I’m warning you beforehand, what I’m about to say is going to seem utterly ridiculous:
My mother once told me that I could conquer the world if I ate a decent breakfast. The whole world. All because of breakfast.
See? I tried to warn you.
Anyway, to this very day I’m still not sure how this meal can make conquering the world possible, but my mother never lies.
I remember the day she told me, I was having a devastating morning. I was about to take an entrance exam into the sixth grade. And this was a big deal because earlier that year, I’d failed fifth-grade—which drained my confidence.
But back to breakfast.
Mama made the greasiest meal. Three eggs, cooked in fat from a Maxwell House can, bacon, potatoes, grits, and toast hearty enough to sand the hull of a battleship.
I passed my test. I made it to the next grade. And eventually, my confidence began to improve. Thusly—and I’ve always wanted to use that word—I can
only assume that breakfast played an important role.

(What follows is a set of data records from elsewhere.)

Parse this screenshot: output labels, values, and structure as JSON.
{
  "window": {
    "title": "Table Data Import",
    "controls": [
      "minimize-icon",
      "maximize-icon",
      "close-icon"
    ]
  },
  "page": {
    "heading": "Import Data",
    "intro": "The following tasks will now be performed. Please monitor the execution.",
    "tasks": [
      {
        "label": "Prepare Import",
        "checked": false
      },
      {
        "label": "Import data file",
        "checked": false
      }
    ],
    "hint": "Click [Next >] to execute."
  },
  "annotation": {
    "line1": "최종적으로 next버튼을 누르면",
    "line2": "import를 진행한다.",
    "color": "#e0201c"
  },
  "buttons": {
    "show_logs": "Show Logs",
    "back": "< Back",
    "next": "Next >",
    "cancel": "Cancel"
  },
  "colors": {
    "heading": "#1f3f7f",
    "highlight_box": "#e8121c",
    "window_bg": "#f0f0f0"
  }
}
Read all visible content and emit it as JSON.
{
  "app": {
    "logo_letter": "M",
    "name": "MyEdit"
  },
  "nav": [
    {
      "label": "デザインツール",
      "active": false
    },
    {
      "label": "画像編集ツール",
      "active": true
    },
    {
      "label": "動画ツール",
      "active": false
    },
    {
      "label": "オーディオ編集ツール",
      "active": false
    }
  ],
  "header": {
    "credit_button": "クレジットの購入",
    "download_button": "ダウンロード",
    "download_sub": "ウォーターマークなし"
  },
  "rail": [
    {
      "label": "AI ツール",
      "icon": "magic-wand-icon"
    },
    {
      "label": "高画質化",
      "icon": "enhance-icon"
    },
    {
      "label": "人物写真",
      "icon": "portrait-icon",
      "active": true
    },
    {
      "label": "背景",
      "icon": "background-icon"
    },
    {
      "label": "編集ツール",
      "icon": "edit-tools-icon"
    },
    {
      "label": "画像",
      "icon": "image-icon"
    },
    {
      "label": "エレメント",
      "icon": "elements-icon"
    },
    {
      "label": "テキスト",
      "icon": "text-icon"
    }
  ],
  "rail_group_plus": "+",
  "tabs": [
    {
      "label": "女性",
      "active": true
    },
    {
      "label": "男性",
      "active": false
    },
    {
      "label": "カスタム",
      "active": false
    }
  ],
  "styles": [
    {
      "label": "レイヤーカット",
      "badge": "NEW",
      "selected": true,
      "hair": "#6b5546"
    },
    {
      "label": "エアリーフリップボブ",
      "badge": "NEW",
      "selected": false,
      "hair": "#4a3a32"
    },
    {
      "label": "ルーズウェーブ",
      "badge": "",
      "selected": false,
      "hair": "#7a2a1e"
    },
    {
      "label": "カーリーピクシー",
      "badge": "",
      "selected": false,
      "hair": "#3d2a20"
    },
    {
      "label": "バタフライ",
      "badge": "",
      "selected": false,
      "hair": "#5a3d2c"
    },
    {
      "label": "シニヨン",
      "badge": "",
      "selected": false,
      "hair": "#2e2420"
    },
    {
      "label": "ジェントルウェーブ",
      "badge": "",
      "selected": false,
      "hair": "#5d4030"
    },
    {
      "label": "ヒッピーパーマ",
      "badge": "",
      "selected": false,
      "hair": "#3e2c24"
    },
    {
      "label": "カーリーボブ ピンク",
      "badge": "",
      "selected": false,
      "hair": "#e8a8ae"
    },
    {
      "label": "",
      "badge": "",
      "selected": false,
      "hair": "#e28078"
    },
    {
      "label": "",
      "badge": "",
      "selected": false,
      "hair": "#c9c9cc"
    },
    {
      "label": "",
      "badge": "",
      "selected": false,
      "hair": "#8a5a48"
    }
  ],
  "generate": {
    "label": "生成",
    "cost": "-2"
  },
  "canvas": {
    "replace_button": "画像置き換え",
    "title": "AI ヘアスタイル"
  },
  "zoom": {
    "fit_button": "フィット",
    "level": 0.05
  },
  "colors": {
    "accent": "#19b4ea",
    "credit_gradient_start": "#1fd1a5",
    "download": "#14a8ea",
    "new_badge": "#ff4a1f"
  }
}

Since then, I’ve always believed in the first daily meal. I ate a good breakfast the day I got married. A big one. That day, the waitress kept bringing me plates of pancakes.
“You must be starving, honey,” she said.
I smiled. “Thusly,” said I.
But I was only nervous-eating. Truth told, they weren’t even good pancakes—the blueberries tasted like freeze-dried goat pellets.
I also ate a big breakfast the day I got fired. My boss called me into his office and chewed me a new nose-hole. He said things so hateful I can still remember them. I quietly walked out of his office before he finished speaking.
I went to eat breakfast. I read the paper, I watched the sunrise. I had one of the best mornings I’ve had in years.